I imagine that I wasn't the only one kicking myself for not buying into ValueClick
Online advertising bounced back and with it zoomed the shares of a company that the market had once pegged as being worth less than worthless. As a five-bagger at its peak, earlier this year the company was profitable and using its enviable cash reserves to scoop up rivals on the cheap.
So maybe I'm not entirely disappointed to see the stock take a 25% hit in trading today -- down to roughly $7.28 -- after posting its second-quarter results. Granted, my heart goes out to those presently owning the company, but perhaps this is the prodigal stock coming back to be reclaimed by those who missed it the first time around.

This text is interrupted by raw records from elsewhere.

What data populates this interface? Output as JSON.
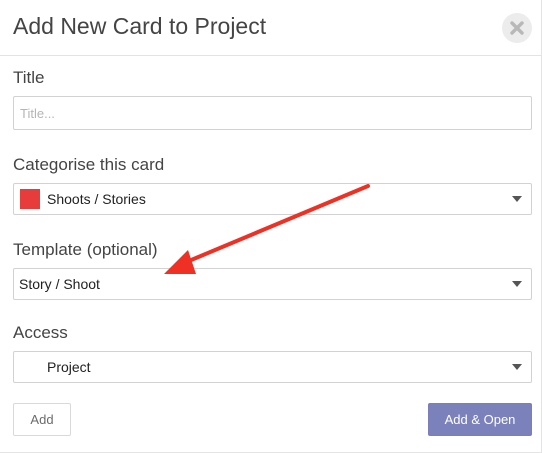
{
  "dialog": {
    "title": "Add New Card to Project",
    "close_icon": "close-icon"
  },
  "fields": {
    "title": {
      "label": "Title",
      "placeholder": "Title...",
      "value": ""
    },
    "category": {
      "label": "Categorise this card",
      "selected": "Shoots / Stories",
      "swatch_color": "#e83b3b"
    },
    "template": {
      "label": "Template (optional)",
      "selected": "Story / Shoot"
    },
    "access": {
      "label": "Access",
      "selected": "Project"
    }
  },
  "actions": {
    "add_label": "Add",
    "add_open_label": "Add & Open"
  },
  "colors": {
    "primary_button": "#7b82bb",
    "annotation_arrow": "#ee3124"
  }
}
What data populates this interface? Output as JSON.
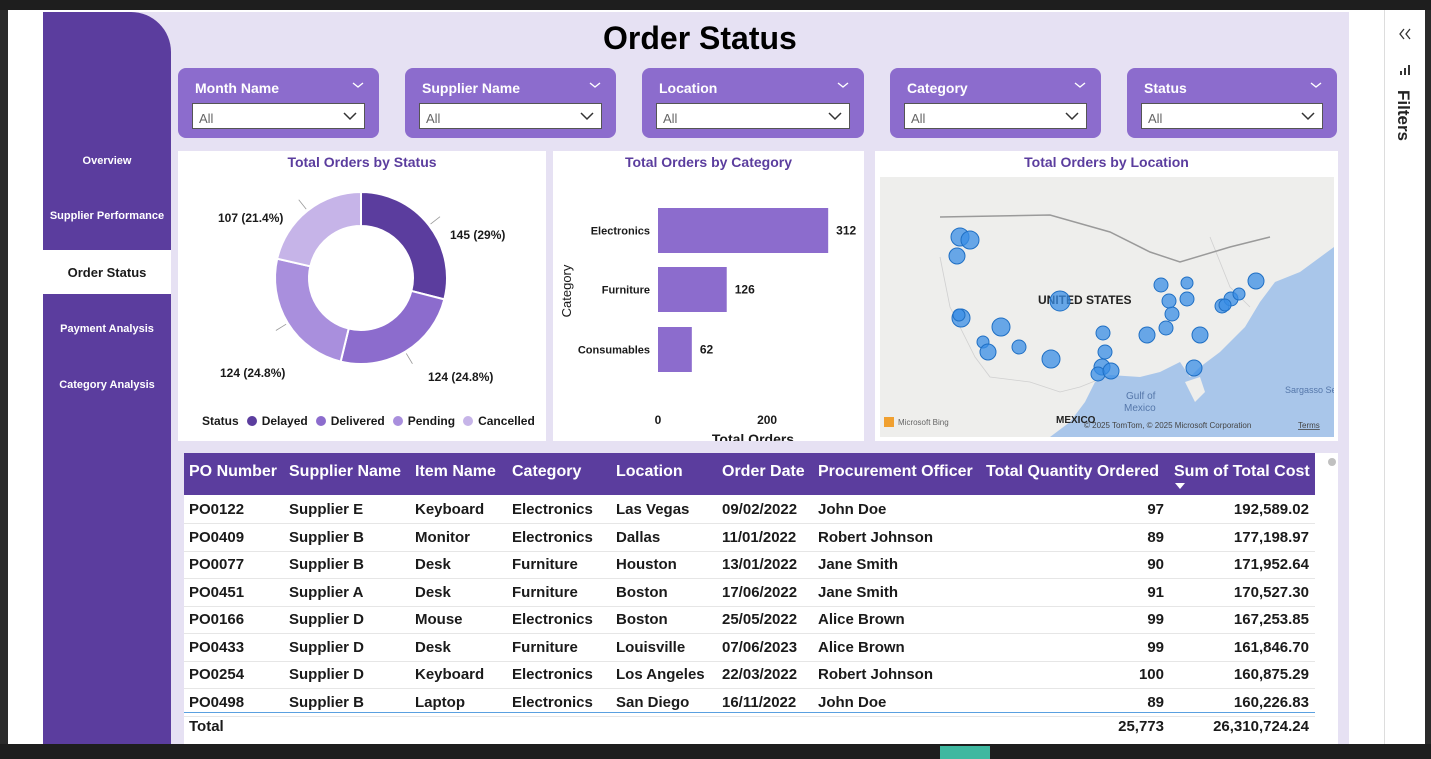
{
  "report": {
    "title": "Order Status"
  },
  "nav": {
    "items": [
      {
        "label": "Overview"
      },
      {
        "label": "Supplier Performance"
      },
      {
        "label": "Order Status"
      },
      {
        "label": "Payment Analysis"
      },
      {
        "label": "Category Analysis"
      }
    ],
    "active": "Order Status"
  },
  "slicers": [
    {
      "label": "Month Name",
      "value": "All"
    },
    {
      "label": "Supplier Name",
      "value": "All"
    },
    {
      "label": "Location",
      "value": "All"
    },
    {
      "label": "Category",
      "value": "All"
    },
    {
      "label": "Status",
      "value": "All"
    }
  ],
  "filters_pane": {
    "label": "Filters",
    "collapse_icon": "double-chevron-left-icon"
  },
  "colors": {
    "accent": "#5b3d9e",
    "slicer": "#8c6ccd",
    "background": "#e6e1f3",
    "delayed": "#5b3d9e",
    "delivered": "#8c6ccd",
    "pending": "#a98fdd",
    "cancelled": "#c6b4e8",
    "bar": "#8c6ccd",
    "map_point": "#3a8ee6"
  },
  "chart_data": [
    {
      "type": "pie",
      "title": "Total Orders by Status",
      "legend_title": "Status",
      "legend_position": "bottom",
      "categories": [
        "Delayed",
        "Delivered",
        "Pending",
        "Cancelled"
      ],
      "values": [
        145,
        124,
        124,
        107
      ],
      "labels": [
        "145 (29%)",
        "124 (24.8%)",
        "124 (24.8%)",
        "107 (21.4%)"
      ]
    },
    {
      "type": "bar",
      "orientation": "horizontal",
      "title": "Total Orders by Category",
      "xlabel": "Total Orders",
      "ylabel": "Category",
      "categories": [
        "Electronics",
        "Furniture",
        "Consumables"
      ],
      "values": [
        312,
        126,
        62
      ],
      "xticks": [
        "0",
        "200"
      ],
      "xlim": [
        0,
        330
      ]
    }
  ],
  "map": {
    "title": "Total Orders by Location",
    "country_label": "UNITED STATES",
    "labels": [
      "Gulf of Mexico",
      "MEXICO",
      "Sargasso Se"
    ],
    "attribution": "© 2025 TomTom, © 2025 Microsoft Corporation",
    "terms": "Terms",
    "provider": "Microsoft Bing"
  },
  "table": {
    "columns": [
      "PO Number",
      "Supplier Name",
      "Item Name",
      "Category",
      "Location",
      "Order Date",
      "Procurement Officer",
      "Total Quantity Ordered",
      "Sum of Total Cost"
    ],
    "sorted_column": "Sum of Total Cost",
    "rows": [
      [
        "PO0122",
        "Supplier E",
        "Keyboard",
        "Electronics",
        "Las Vegas",
        "09/02/2022",
        "John Doe",
        "97",
        "192,589.02"
      ],
      [
        "PO0409",
        "Supplier B",
        "Monitor",
        "Electronics",
        "Dallas",
        "11/01/2022",
        "Robert Johnson",
        "89",
        "177,198.97"
      ],
      [
        "PO0077",
        "Supplier B",
        "Desk",
        "Furniture",
        "Houston",
        "13/01/2022",
        "Jane Smith",
        "90",
        "171,952.64"
      ],
      [
        "PO0451",
        "Supplier A",
        "Desk",
        "Furniture",
        "Boston",
        "17/06/2022",
        "Jane Smith",
        "91",
        "170,527.30"
      ],
      [
        "PO0166",
        "Supplier D",
        "Mouse",
        "Electronics",
        "Boston",
        "25/05/2022",
        "Alice Brown",
        "99",
        "167,253.85"
      ],
      [
        "PO0433",
        "Supplier D",
        "Desk",
        "Furniture",
        "Louisville",
        "07/06/2023",
        "Alice Brown",
        "99",
        "161,846.70"
      ],
      [
        "PO0254",
        "Supplier D",
        "Keyboard",
        "Electronics",
        "Los Angeles",
        "22/03/2022",
        "Robert Johnson",
        "100",
        "160,875.29"
      ],
      [
        "PO0498",
        "Supplier B",
        "Laptop",
        "Electronics",
        "San Diego",
        "16/11/2022",
        "John Doe",
        "89",
        "160,226.83"
      ]
    ],
    "total": {
      "label": "Total",
      "quantity": "25,773",
      "cost": "26,310,724.24"
    }
  }
}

The market's spooked by the company's soft outlook going into the third quarter, but I still see a solid company. Despite all of its acquisitions, including my favorite of the lot in affiliate program provider Commission Junction, the greenery hasn't been diluted much. The company sports nearly $3 a share in cash. The company is still on track to earn between $0.26 and $0.29 a share this year. Back out the cash balance from the company's falling share price, and you're left with an earnings multiple in the teens based on the ValueClick's enterprise value.
This past quarter saw profits more than triple as revenues soared by 72%. Yes, the acquisitions have helped, but there's a lot of synergy and organic goodness at play here, as diluted shares have grown by less than 10% over the past year despite the buying spree.
It's the text-based ad specialists such as Google
In other words, ValueClick is once again living up to its name.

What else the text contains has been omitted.